Besides, he has made mistakes. Insisting on playing loanees even in the nothing games in the fag end of last season was infuriating, especially given the shoddy performances and results during that period. He failed to get much out of Jonny Williams and more significantly, his management of the younger players has not helped matters. Besides which, in spite of the restrictions, there remained the core of a very good squad at his disposal.
A while back, I wrote that how Freedman manages the youth players would probably determine how he fares as manager. To his credit, he has coaxed some impressive performances from Ben Osborn in a wide left position. Initially, this seemed a doomed experiment but in fairness, it has been successful. On the other hand, Tyler Walker's development has regressed and although he has turned to youth, it has invariably been in the form of throwing them on with ten minutes or so to spare. Of course, if they're not ready, they're not ready but the Youth team has been playing exceptional well for a while now and if they're not ready now then when will they ever be? Furthermore, surely it's part of the manager's remit to get them ready: sometimes they'll make mistakes, sometimes they'll perform miracles. Generally speaking, fans will forgive kids more than seasoned pros. Sadly, by the time Dougie turned to them, the crowd had generally become disillusioned with the manner of performances being turned in.
Perhaps the real kicker for fans is the very nature of those performances. Even when points were garnered, it wasn't pretty. For the most part, the game plan revolved around ceding possession and taking one of precious few chances created. Against weaker teams or teams who were not at the races, it worked. But on occasions, watching such performances was like watching a toddler try to balance a ball bearing atop a needle: painfully frustrating and reliant on the tiniest detail and blind luck.
Given the shape the club was in back in August, mid table would generally have been considered to be fair. Indeed, if Dougie could hold on to the job until Christmas, he would have been doing well. So what changed?
For the most part, the performances he coaxed from the team over his period in charge left many wondering whether he was the man to move the club forward a level. In terms of guiding a club through a desperate season and ensuring heads stay above water, he was the right man at the right time. But once the novelty of anti football and defensive set ups wore off - alongside a run of defeats - his sacking was inevitable.

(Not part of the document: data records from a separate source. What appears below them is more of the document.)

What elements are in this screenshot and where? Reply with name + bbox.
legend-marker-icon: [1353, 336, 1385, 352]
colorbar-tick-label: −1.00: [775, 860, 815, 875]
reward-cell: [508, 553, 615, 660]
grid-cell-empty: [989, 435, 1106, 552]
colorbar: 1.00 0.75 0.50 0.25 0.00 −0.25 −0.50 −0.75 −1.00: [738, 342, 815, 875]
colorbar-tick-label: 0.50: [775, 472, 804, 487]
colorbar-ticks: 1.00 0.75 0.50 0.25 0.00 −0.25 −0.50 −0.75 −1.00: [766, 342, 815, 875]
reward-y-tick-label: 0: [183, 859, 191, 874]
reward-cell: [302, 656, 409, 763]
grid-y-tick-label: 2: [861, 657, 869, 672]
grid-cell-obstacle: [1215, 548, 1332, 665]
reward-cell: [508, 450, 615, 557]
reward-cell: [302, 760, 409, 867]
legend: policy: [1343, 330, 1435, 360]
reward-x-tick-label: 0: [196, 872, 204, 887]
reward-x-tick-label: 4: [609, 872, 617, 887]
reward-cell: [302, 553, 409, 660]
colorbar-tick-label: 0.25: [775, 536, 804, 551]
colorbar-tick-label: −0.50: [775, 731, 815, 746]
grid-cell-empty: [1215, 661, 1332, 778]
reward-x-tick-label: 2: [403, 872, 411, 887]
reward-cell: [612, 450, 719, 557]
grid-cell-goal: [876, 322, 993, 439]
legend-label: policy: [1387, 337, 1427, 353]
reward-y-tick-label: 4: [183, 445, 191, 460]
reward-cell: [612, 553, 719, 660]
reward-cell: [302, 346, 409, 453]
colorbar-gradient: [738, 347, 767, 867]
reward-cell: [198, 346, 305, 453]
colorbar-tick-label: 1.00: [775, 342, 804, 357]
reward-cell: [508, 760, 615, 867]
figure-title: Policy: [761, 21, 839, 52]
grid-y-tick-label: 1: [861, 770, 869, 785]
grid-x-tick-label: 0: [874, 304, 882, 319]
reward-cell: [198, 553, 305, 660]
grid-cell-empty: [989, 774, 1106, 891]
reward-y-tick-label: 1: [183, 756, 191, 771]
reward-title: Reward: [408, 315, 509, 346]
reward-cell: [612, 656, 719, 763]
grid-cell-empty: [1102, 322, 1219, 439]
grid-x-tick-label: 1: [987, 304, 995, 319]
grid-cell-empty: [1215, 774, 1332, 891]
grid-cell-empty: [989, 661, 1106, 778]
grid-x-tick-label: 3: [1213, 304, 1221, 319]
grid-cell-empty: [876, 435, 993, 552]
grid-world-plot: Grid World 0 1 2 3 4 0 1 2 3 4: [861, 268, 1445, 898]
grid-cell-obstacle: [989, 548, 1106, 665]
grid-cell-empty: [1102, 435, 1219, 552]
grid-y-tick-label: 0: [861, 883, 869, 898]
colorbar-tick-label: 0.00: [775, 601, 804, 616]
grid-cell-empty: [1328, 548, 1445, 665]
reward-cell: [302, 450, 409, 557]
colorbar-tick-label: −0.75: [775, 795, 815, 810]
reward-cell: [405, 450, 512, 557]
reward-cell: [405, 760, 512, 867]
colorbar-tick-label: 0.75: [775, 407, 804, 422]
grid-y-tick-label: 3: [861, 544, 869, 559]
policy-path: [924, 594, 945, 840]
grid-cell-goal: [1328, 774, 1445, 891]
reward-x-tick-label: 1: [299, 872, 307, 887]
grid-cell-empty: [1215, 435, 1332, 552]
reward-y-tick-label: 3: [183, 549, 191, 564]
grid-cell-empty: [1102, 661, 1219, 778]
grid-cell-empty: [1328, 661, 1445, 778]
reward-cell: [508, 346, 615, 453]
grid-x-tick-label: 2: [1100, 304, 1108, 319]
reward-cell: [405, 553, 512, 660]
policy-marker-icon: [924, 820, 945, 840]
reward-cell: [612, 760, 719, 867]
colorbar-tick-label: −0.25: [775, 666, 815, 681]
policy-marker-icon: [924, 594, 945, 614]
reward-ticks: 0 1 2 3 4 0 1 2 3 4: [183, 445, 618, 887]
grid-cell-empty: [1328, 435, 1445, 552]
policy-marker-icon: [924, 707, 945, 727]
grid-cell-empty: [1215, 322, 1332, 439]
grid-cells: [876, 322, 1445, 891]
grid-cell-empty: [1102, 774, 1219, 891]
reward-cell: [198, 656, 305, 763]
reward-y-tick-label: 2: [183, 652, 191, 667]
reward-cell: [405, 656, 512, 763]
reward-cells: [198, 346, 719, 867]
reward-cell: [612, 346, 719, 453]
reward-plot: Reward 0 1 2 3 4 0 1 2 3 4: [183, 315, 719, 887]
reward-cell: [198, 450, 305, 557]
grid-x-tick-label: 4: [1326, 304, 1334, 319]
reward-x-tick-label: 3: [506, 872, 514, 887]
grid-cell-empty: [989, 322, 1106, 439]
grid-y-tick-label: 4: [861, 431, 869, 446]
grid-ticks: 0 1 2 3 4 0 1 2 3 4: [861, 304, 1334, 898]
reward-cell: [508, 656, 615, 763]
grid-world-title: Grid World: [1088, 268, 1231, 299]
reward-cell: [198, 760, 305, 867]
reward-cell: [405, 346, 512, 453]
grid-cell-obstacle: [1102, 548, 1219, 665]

So who can lead the club out of this mire?
There's the rub. Does there exist the 'right' man to do so?
Given the current running of the club, no. There probably isn't a 'right' man out there. Until the club starts implementing a strategy for long term development in the current climate - FFP, parachute payments and increasing player power to name a few - the club will most likely continue to stagnate for a few years yet.

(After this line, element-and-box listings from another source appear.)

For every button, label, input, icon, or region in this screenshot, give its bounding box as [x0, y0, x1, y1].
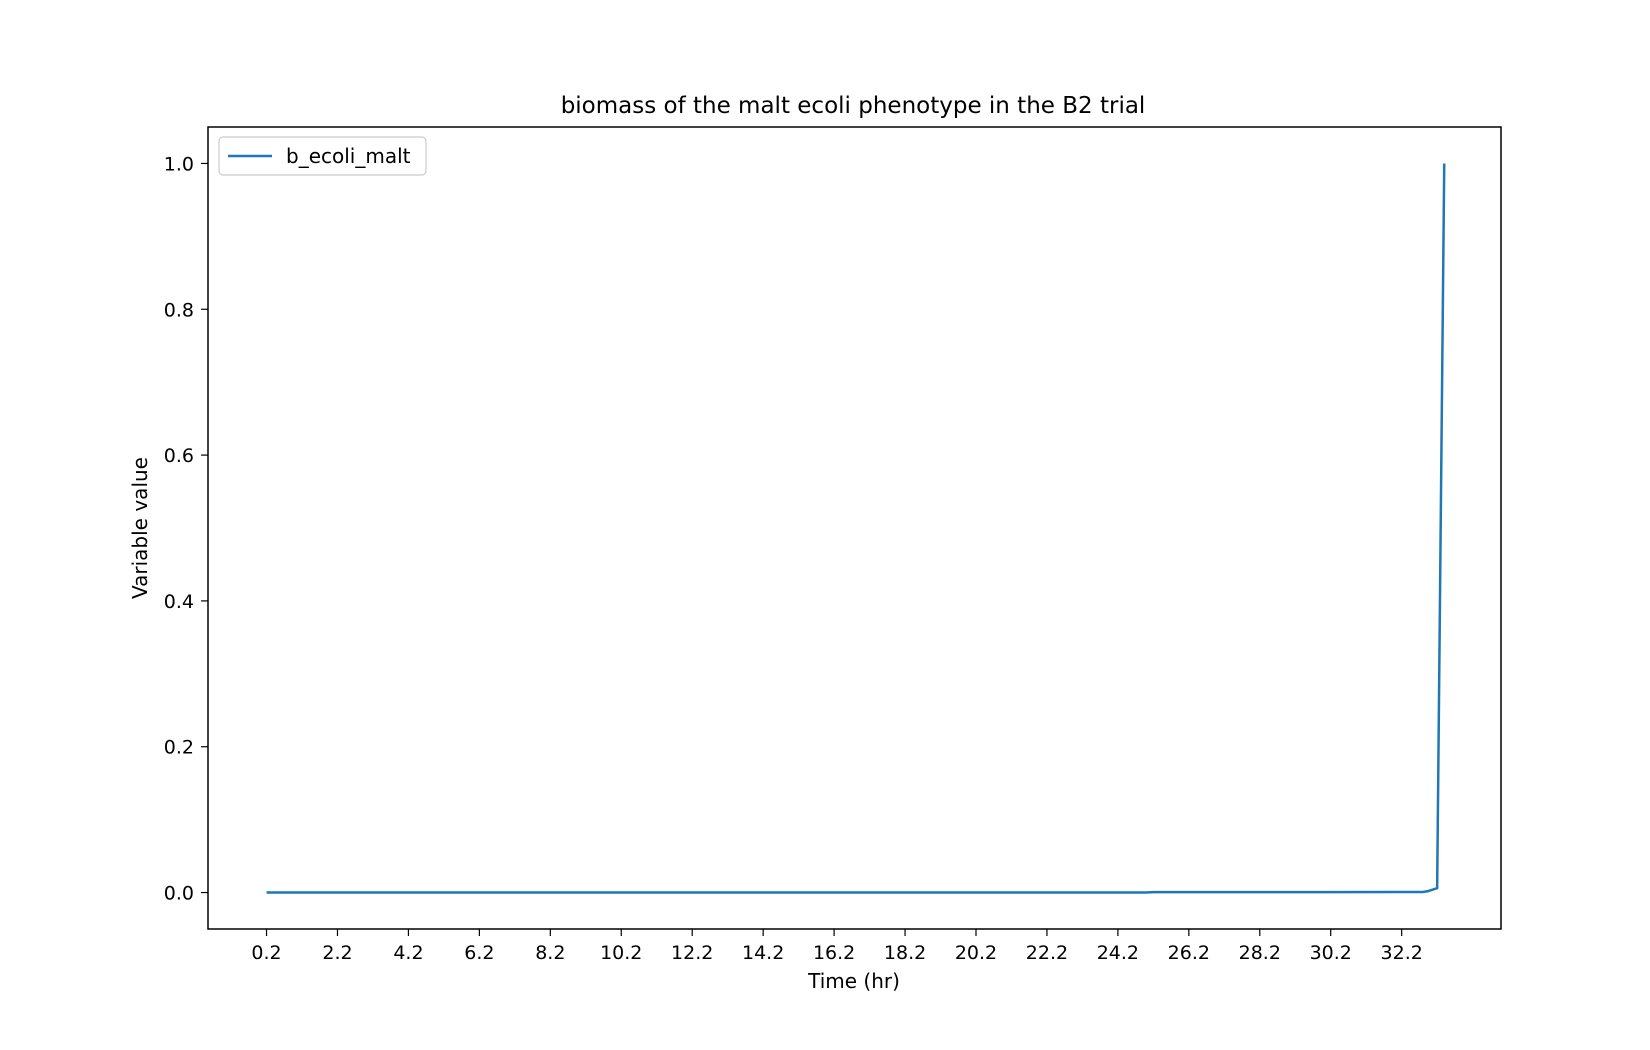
- plot-frame: [207, 126, 1502, 930]
- x-tick-label: 26.2: [1168, 942, 1210, 964]
- x-tick-label: 32.2: [1381, 942, 1423, 964]
- y-tick-label: 0.6: [164, 445, 194, 467]
- legend-box: [218, 136, 427, 176]
- x-tick-label: 24.2: [1097, 942, 1139, 964]
- x-tick-label: 4.2: [393, 942, 423, 964]
- x-tick-label: 10.2: [600, 942, 642, 964]
- x-tick-label: 16.2: [813, 942, 855, 964]
- x-tick-label: 0.2: [251, 942, 281, 964]
- x-tick-label: 8.2: [535, 942, 565, 964]
- y-tick-label: 0.8: [164, 299, 194, 321]
- series-line-b_ecoli_malt: [266, 163, 1446, 894]
- x-tick-label: 2.2: [322, 942, 352, 964]
- y-tick-label: 0.2: [164, 737, 194, 759]
- y-tick-label: 1.0: [164, 153, 194, 175]
- x-tick-label: 28.2: [1239, 942, 1281, 964]
- x-tick-label: 20.2: [955, 942, 997, 964]
- y-axis-label: Variable value: [128, 457, 152, 599]
- series-layer: [266, 163, 1446, 894]
- y-tick-label: 0.4: [164, 591, 194, 613]
- plot-area: [207, 126, 1502, 930]
- y-axis-ticks: 0.0 0.2 0.4 0.6 0.8 1.0: [164, 153, 208, 905]
- x-tick-label: 14.2: [742, 942, 784, 964]
- x-tick-label: 12.2: [671, 942, 713, 964]
- legend: b_ecoli_malt: [218, 136, 427, 176]
- x-axis-ticks: 0.2 2.2 4.2 6.2 8.2 10.2 12.2 14.2 16.2 18.2 20.2 2…: [251, 929, 1423, 964]
- legend-label: b_ecoli_malt: [286, 144, 411, 168]
- y-tick-label: 0.0: [164, 883, 194, 905]
- chart-title: biomass of the malt ecoli phenotype in t…: [561, 93, 1146, 119]
- x-axis-label: Time (hr): [807, 969, 900, 993]
- x-tick-label: 18.2: [884, 942, 926, 964]
- plot-background: [208, 127, 1501, 929]
- x-tick-label: 30.2: [1310, 942, 1352, 964]
- x-tick-label: 6.2: [464, 942, 494, 964]
- x-tick-label: 22.2: [1026, 942, 1068, 964]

We've been here before and it's close to five years since Sean O'Driscoll was tasked with putting together a band new squad, pretty much from scratch, to contest the 2012-13 season under Fawaz al-Hasawi's leadership. It seems like the club has been patching together a brand new squad each and every transfer window since then. Lessons on how to run a football club remain defiantly and resolutely unlearned.
It doesn't have to be this way.
We don't deserve better because we went to Europe and won the league twice. Well, partly that but we deserve better for sticking by this club for the last 20 or so years since we tumbled out of the Premier League and even tasted three seasons in League 1. We deserve better for continuing to fork out north of £30 to watch our team play away from home. We deserve better for standing by and watching Bournemouth play proper football while they sail past us to glory on the back of wise investment. Throw in Sheffield Wednesday too if you like. Consider Brighton too who adhere to FFP restrictions and are now reaping the benefits.
It can be done, either with money or without. Just not by Nottingham Forest it seems.